Of Sunsets and Stolen Lions

When researching Venice, we came across suggestions for different spots at which to stop and catch the sunset. Some suggested the Ponte dell’Accademia, others the rooftop terrace of the Fondaco dei Tedeschi. We ended up facing the lagoon, and I have to say, if you happen to visit the Piazza San Marco, the Naval Museum, or thereabouts near time for sunset — stick around. These are some of the views the lagoon may be so kind as to gift you with.

Arsenale di Venezia

Construction for the Arsenale began in 1104. It was the largest industrial complex in Europe before the Industrial Revolution, covering an area the equivalent of 15 percent of Venice, with high walls to shelter the ships within, and guards to protect its contents. At the height of its production, the different parts necessary to build a ship could be assembled in as little as a day. This, the Porta Magna, was built in around 1460, and was based on the Arch of the Sergii, a triumphal arch in what was then Venetian territory, and is today Croatia.

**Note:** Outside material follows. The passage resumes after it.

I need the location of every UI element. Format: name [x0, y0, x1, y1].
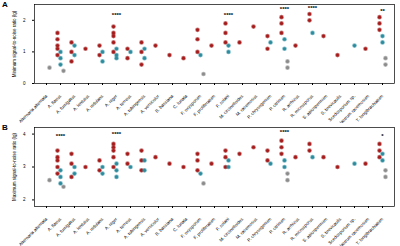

The Piraeus Lion, as this statue is called, is originally from Piraeus, the harbor of Athens. It was looted in 1687 by Francesco Morosini as plunder taken in the Great Turkish War against the Ottoman Empire (he also damaged the Parthenon with cannons, so not a great guy). Today, copies are held by the Piraeus Archaeological Museum and… the Swedish Museum of National Antiquities in Stockholm. This is because Scandinavians defaced the lion in the 11th century, carving runic inscriptions into its shoulders and flanks.

Hard to see due to time (and lack of light), the runes are carved in the shape of a lindworm scroll. It is believed that the Vikings who carved the runes might have been Varangians, mercenaries in the service of the Byzantine Emperor, though they may have just been travelers who happened to stop in Athens at the time.